Tous mes projets furent d’abord et avant tout élaborés dans la fuite en mon imaginaire. Je fuyais les contraintes de l’entreprise et de l’emploi pour imaginer mes projets en toute liberté. Une fois imaginé et couché sur papier, il revenait à l’entreprise d’évaluer si mon projet répondait à l’une ou l’autre de ses attentes.

Conclusion

Les travailleurs autonomes vivent en marge du marché traditionnel de l’emploi. Ce fut et c’est toujours mon cas. Ce choix de vie demande une grande discipline, une autonomie exemplaire et beaucoup de résilience. Ces qualités essentielles vous permettront de faire face aux hauts et aux bas du travail autonome. Si vous ne supportez pas de travailler en entreprise, le travail autonome offre une solution. Mais évitez de croire que vous êtes votre propre patron. En fait, vos clients seront votre patron. Il vous faudra les comprendre et, pour ce faire, votre empathie demeure votre meilleur atout.


CONCLUSION

La créativité

J’ai usé de ma créativité tout au long de ma vie. D’abord, j’observe. Puis je repère un problème. Ensuite, je décèle le besoin non comblé à l’origine du problème. Enfin, j’imagine comment le combler pour résoudre le problème.

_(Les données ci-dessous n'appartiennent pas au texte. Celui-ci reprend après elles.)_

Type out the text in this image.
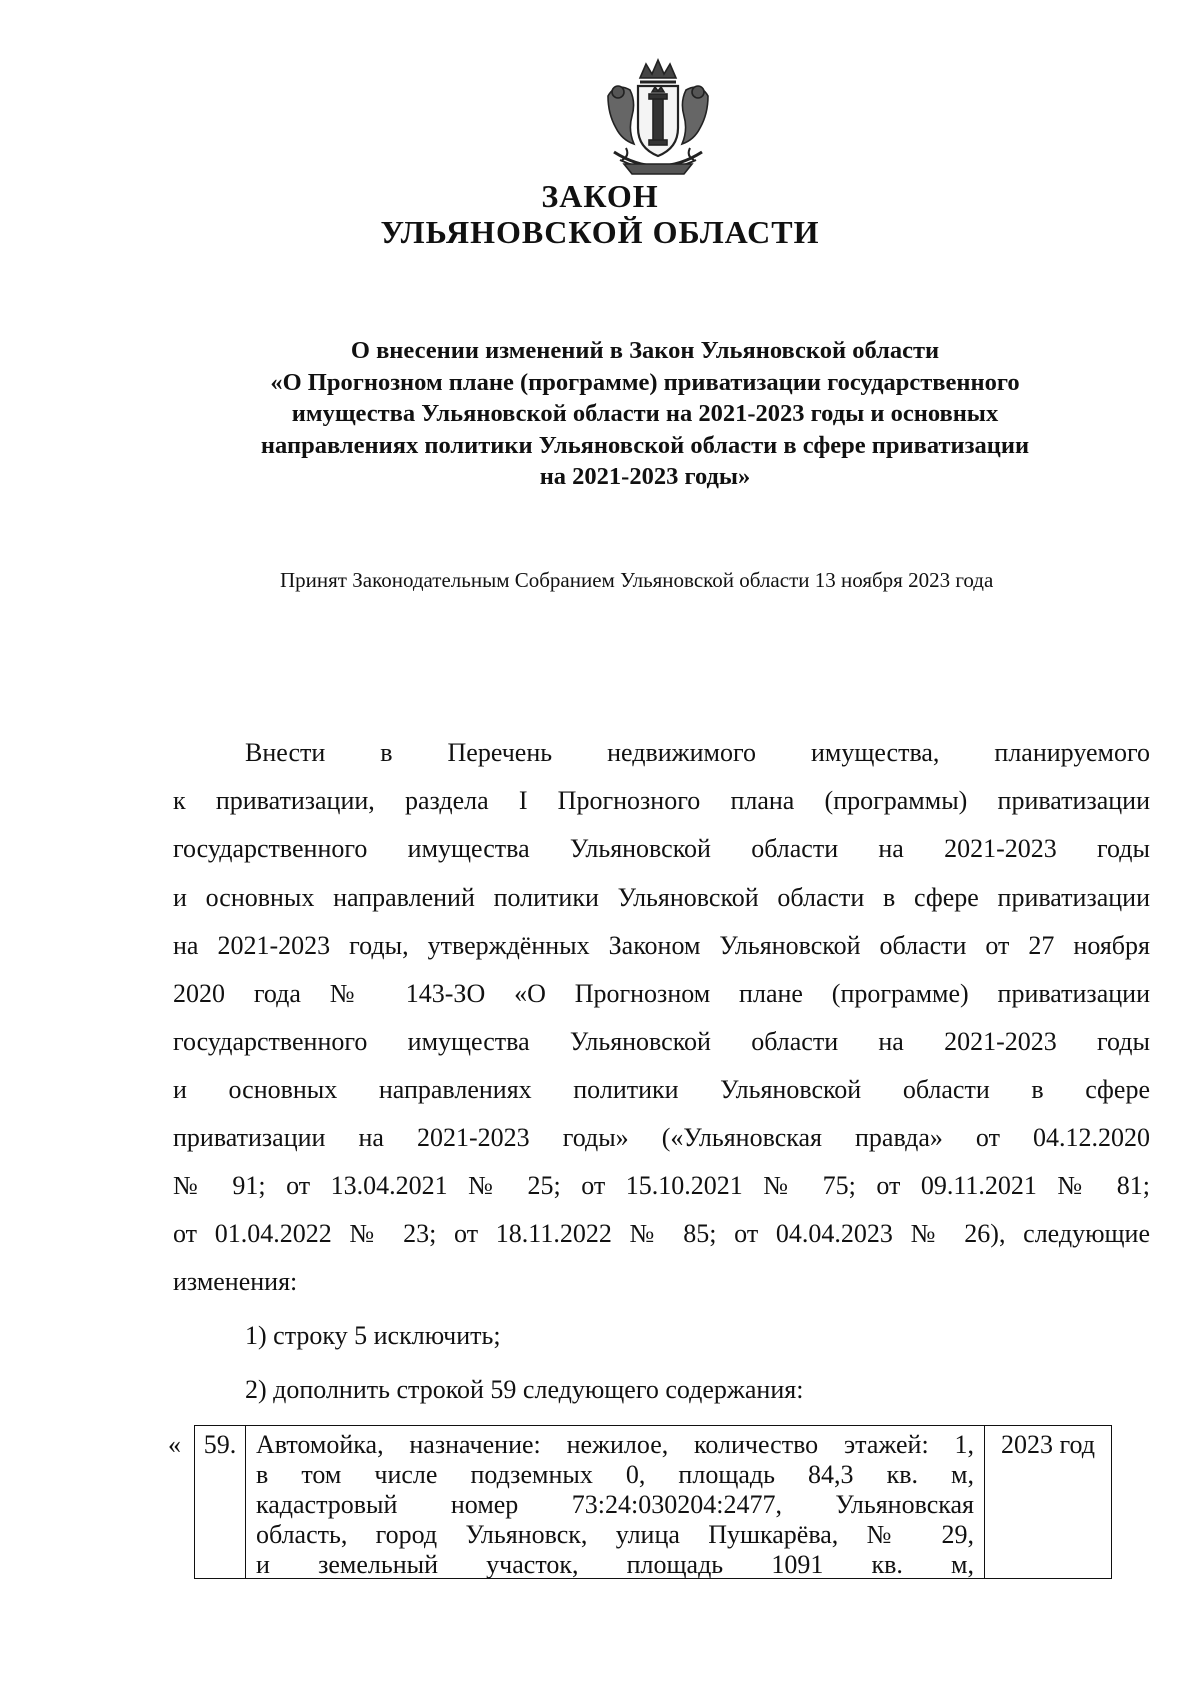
ЗАКОН
УЛЬЯНОВСКОЙ ОБЛАСТИ
О внесении изменений в Закон Ульяновской области
«О Прогнозном плане (программе) приватизации государственного
имущества Ульяновской области на 2021-2023 годы и основных
направлениях политики Ульяновской области в сфере приватизации
на 2021-2023 годы»
Принят Законодательным Собранием Ульяновской области 13 ноября 2023 года
Внести в Перечень недвижимого имущества, планируемого
к приватизации, раздела I Прогнозного плана (программы) приватизации
государственного имущества Ульяновской области на 2021-2023 годы
и основных направлений политики Ульяновской области в сфере приватизации
на 2021-2023 годы, утверждённых Законом Ульяновской области от 27 ноября
2020 года № 143-ЗО «О Прогнозном плане (программе) приватизации
государственного имущества Ульяновской области на 2021-2023 годы
и основных направлениях политики Ульяновской области в сфере
приватизации на 2021-2023 годы» («Ульяновская правда» от 04.12.2020
№ 91; от 13.04.2021 № 25; от 15.10.2021 № 75; от 09.11.2021 № 81;
от 01.04.2022 № 23; от 18.11.2022 № 85; от 04.04.2023 № 26), следующие
изменения:
1) строку 5 исключить;
2) дополнить строкой 59 следующего содержания:
« 59.	Автомойка, назначение: нежилое, количество этажей: 1,
в том числе подземных 0, площадь 84,3 кв. м,
кадастровый номер 73:24:030204:2477, Ульяновская
область, город Ульяновск, улица Пушкарёва, № 29,
и земельный участок, площадь 1091 кв. м,
	2023 год
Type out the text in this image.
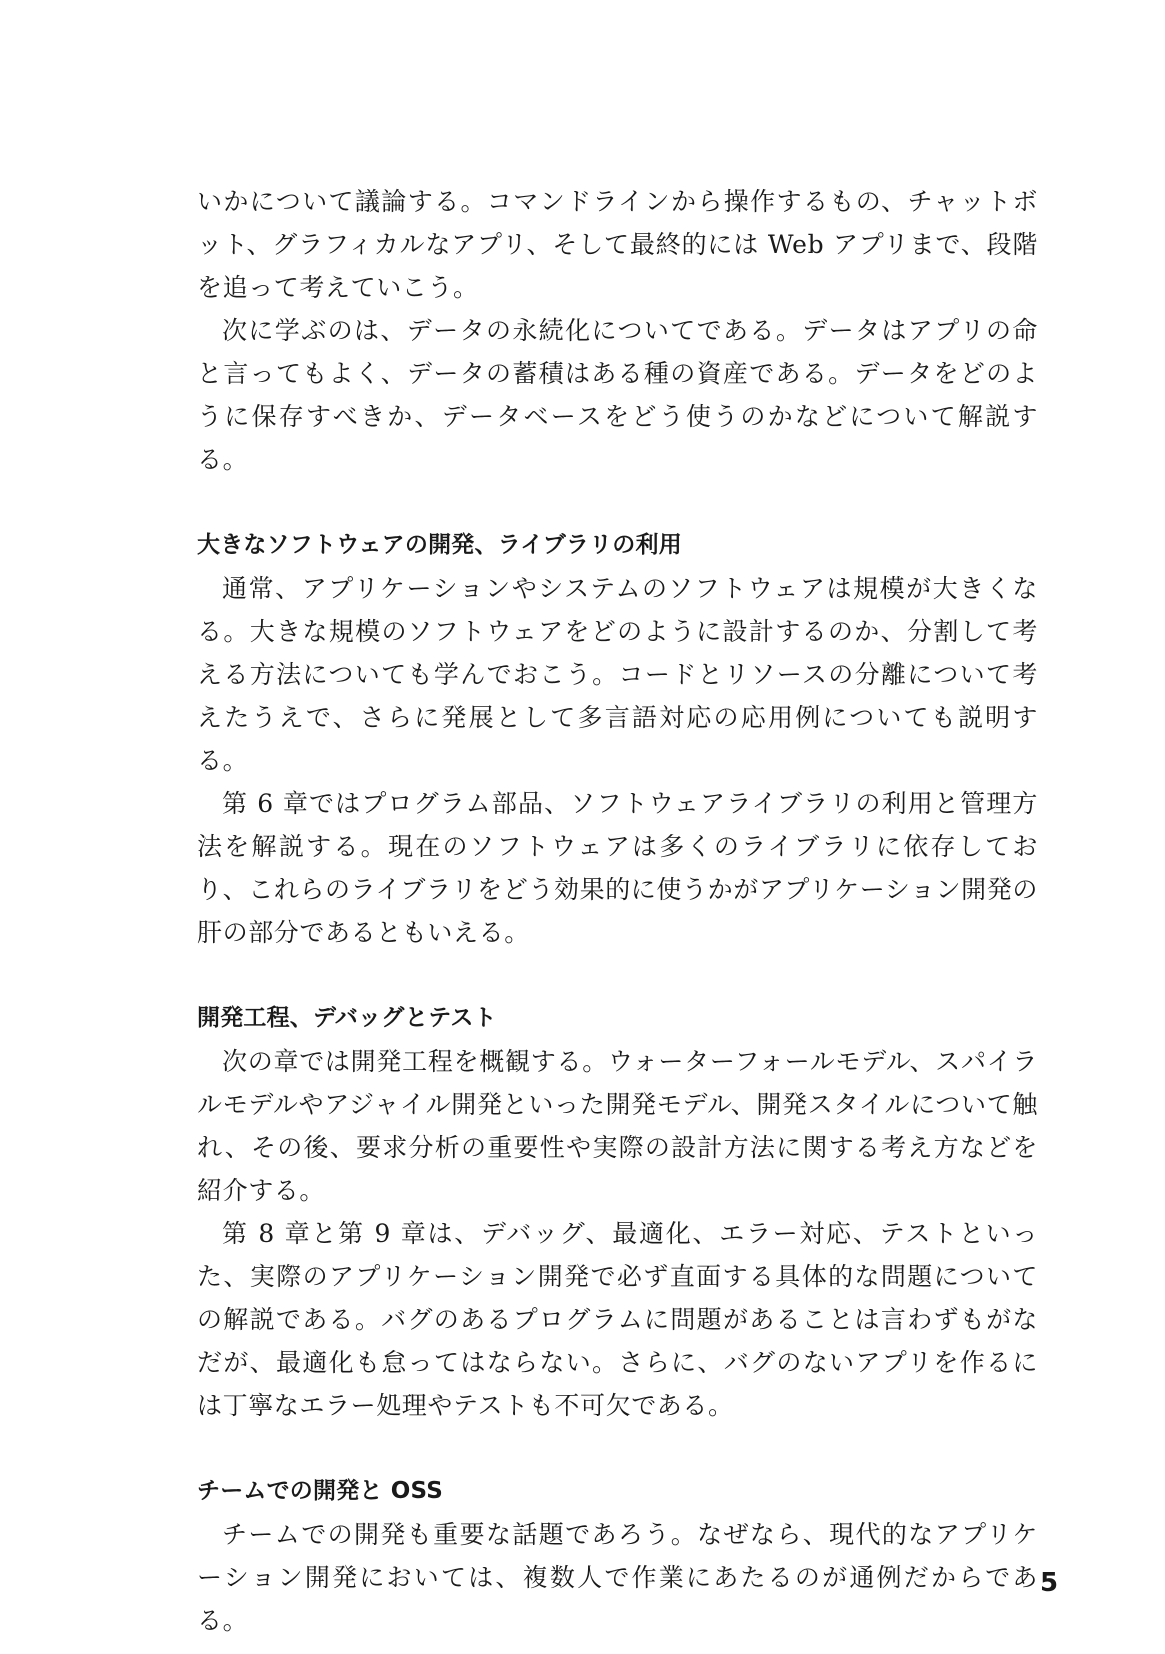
いかについて議論する。コマンドラインから操作するもの、チャットボット、グラフィカルなアプリ、そして最終的には Web アプリまで、段階を追って考えていこう。

次に学ぶのは、データの永続化についてである。データはアプリの命と言ってもよく、データの蓄積はある種の資産である。データをどのように保存すべきか、データベースをどう使うのかなどについて解説する。

大きなソフトウェアの開発、ライブラリの利用

通常、アプリケーションやシステムのソフトウェアは規模が大きくなる。大きな規模のソフトウェアをどのように設計するのか、分割して考える方法についても学んでおこう。コードとリソースの分離について考えたうえで、さらに発展として多言語対応の応用例についても説明する。

第 6 章ではプログラム部品、ソフトウェアライブラリの利用と管理方法を解説する。現在のソフトウェアは多くのライブラリに依存しており、これらのライブラリをどう効果的に使うかがアプリケーション開発の肝の部分であるともいえる。

開発工程、デバッグとテスト

次の章では開発工程を概観する。ウォーターフォールモデル、スパイラルモデルやアジャイル開発といった開発モデル、開発スタイルについて触れ、その後、要求分析の重要性や実際の設計方法に関する考え方などを紹介する。

第 8 章と第 9 章は、デバッグ、最適化、エラー対応、テストといった、実際のアプリケーション開発で必ず直面する具体的な問題についての解説である。バグのあるプログラムに問題があることは言わずもがなだが、最適化も怠ってはならない。さらに、バグのないアプリを作るには丁寧なエラー処理やテストも不可欠である。

チームでの開発と OSS

チームでの開発も重要な話題であろう。なぜなら、現代的なアプリケーション開発においては、複数人で作業にあたるのが通例だからである。

5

À 18 ans, j’observe encore l’insatisfaction des parents face au peu d’information que leurs jeunes leur donnent au sujet de ce qui se passe à l’école. Le besoin : information au sujet de la vie à l’école. Je ne crois pas qu’il faille encourager les jeunes à partager avec leurs parents leur vie à l’école. Je prends note de la réticence des jeunes à parler de leur vie à l’école en raison de leur timidité, de la peur du jugement de leurs parents, de l’incompréhension éventuelle de leurs parents… Bref peu importe la raison, les jeunes n’informent pas leurs parents au sujet de l’école et il ne sert à rien de les y forcer.

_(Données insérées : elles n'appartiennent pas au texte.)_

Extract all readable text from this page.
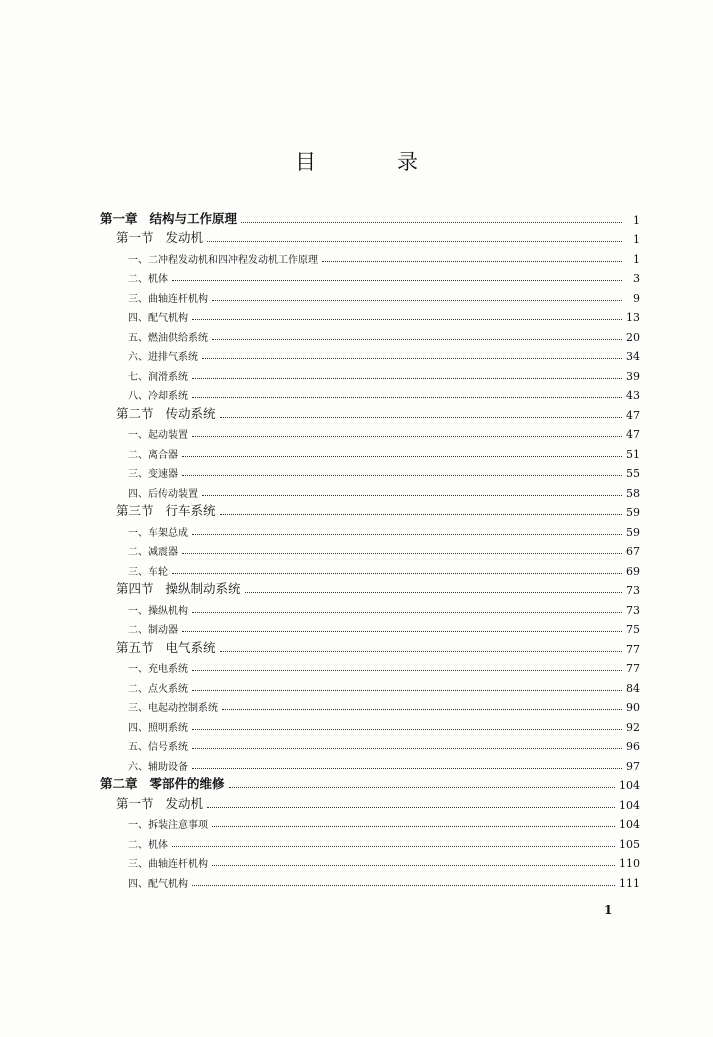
目　录
第一章 结构与工作原理	1
第一节 发动机	1
一、二冲程发动机和四冲程发动机工作原理	1
二、机体	3
三、曲轴连杆机构	9
四、配气机构	13
五、燃油供给系统	20
六、进排气系统	34
七、润滑系统	39
八、冷却系统	43
第二节 传动系统	47
一、起动装置	47
二、离合器	51
三、变速器	55
四、后传动装置	58
第三节 行车系统	59
一、车架总成	59
二、减震器	67
三、车轮	69
第四节 操纵制动系统	73
一、操纵机构	73
二、制动器	75
第五节 电气系统	77
一、充电系统	77
二、点火系统	84
三、电起动控制系统	90
四、照明系统	92
五、信号系统	96
六、辅助设备	97
第二章 零部件的维修	104
第一节 发动机	104
一、拆装注意事项	104
二、机体	105
三、曲轴连杆机构	110
四、配气机构	111
1
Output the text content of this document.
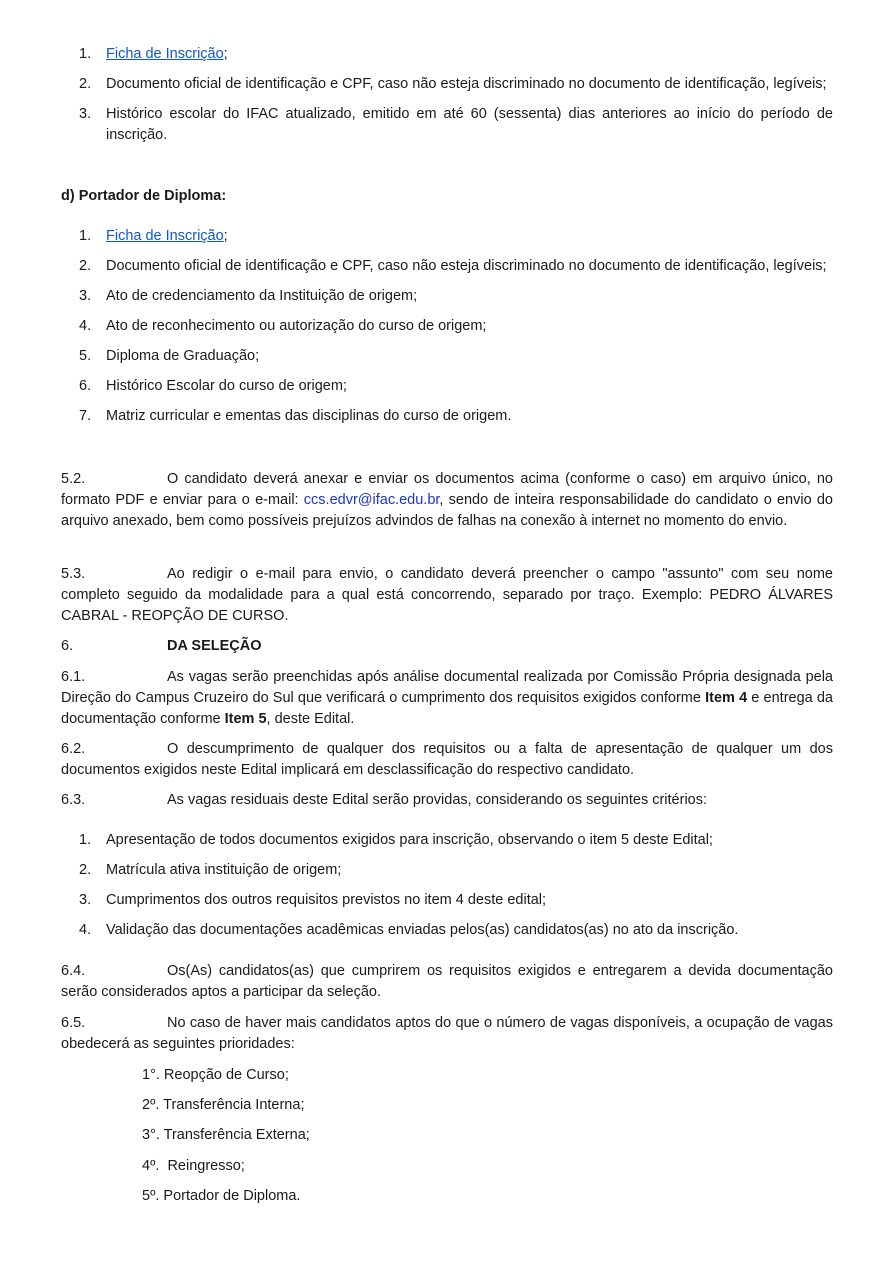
1. Ficha de Inscrição;
2. Documento oficial de identificação e CPF, caso não esteja discriminado no documento de identificação, legíveis;
3. Histórico escolar do IFAC atualizado, emitido em até 60 (sessenta) dias anteriores ao início do período de inscrição.
d) Portador de Diploma:
1. Ficha de Inscrição;
2. Documento oficial de identificação e CPF, caso não esteja discriminado no documento de identificação, legíveis;
3. Ato de credenciamento da Instituição de origem;
4. Ato de reconhecimento ou autorização do curso de origem;
5. Diploma de Graduação;
6. Histórico Escolar do curso de origem;
7. Matriz curricular e ementas das disciplinas do curso de origem.
5.2.	O candidato deverá anexar e enviar os documentos acima (conforme o caso) em arquivo único, no formato PDF e enviar para o e-mail: ccs.edvr@ifac.edu.br, sendo de inteira responsabilidade do candidato o envio do arquivo anexado, bem como possíveis prejuízos advindos de falhas na conexão à internet no momento do envio.
5.3.	Ao redigir o e-mail para envio, o candidato deverá preencher o campo "assunto" com seu nome completo seguido da modalidade para a qual está concorrendo, separado por traço. Exemplo: PEDRO ÁLVARES CABRAL - REOPÇÃO DE CURSO.
6.	DA SELEÇÃO
6.1.	As vagas serão preenchidas após análise documental realizada por Comissão Própria designada pela Direção do Campus Cruzeiro do Sul que verificará o cumprimento dos requisitos exigidos conforme Item 4 e entrega da documentação conforme Item 5, deste Edital.
6.2.	O descumprimento de qualquer dos requisitos ou a falta de apresentação de qualquer um dos documentos exigidos neste Edital implicará em desclassificação do respectivo candidato.
6.3.	As vagas residuais deste Edital serão providas, considerando os seguintes critérios:
1. Apresentação de todos documentos exigidos para inscrição, observando o item 5 deste Edital;
2. Matrícula ativa instituição de origem;
3. Cumprimentos dos outros requisitos previstos no item 4 deste edital;
4. Validação das documentações acadêmicas enviadas pelos(as) candidatos(as) no ato da inscrição.
6.4.	Os(As) candidatos(as) que cumprirem os requisitos exigidos e entregarem a devida documentação serão considerados aptos a participar da seleção.
6.5.	No caso de haver mais candidatos aptos do que o número de vagas disponíveis, a ocupação de vagas obedecerá as seguintes prioridades:
1°. Reopção de Curso;
2º. Transferência Interna;
3°. Transferência Externa;
4º.  Reingresso;
5º. Portador de Diploma.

J’imagine alors un nouveau canal d’information devant servir d’intermédiaire entre les étudiants, l’école et les parents. Je choisis l’hebdomadaire local comme canal d’information. D’une part, les parents en sont les principaux lecteurs. Et d’autre part, à l’époque, les jeunes accordent une certaine importance sociale au fait d’être en vedette dans un média officiel. L’hebdomadaire local accepte mon projet et m’accorde une page complète dans chaque édition. Le titre de la page sera « La semaine étudiante ».

Je dois alors recueillir des informations sur la vie étudiante de l’élémentaire jusqu’au collégial. Je consacre plusieurs soirées à rejoindre les jeunes impliqués dans la vie scolaire de leurs écoles et quelques avant-midis à rejoindre des directeurs d’établissements scolaires et des responsables de la vie étudiante. Et n’allez pas croire que je n’interview que les jeunes les plus actifs dans la vie étudiante de leurs écoles. Je me fais un devoir de repérer d’autres jeunes à mettre en vedette en raison de leurs passions.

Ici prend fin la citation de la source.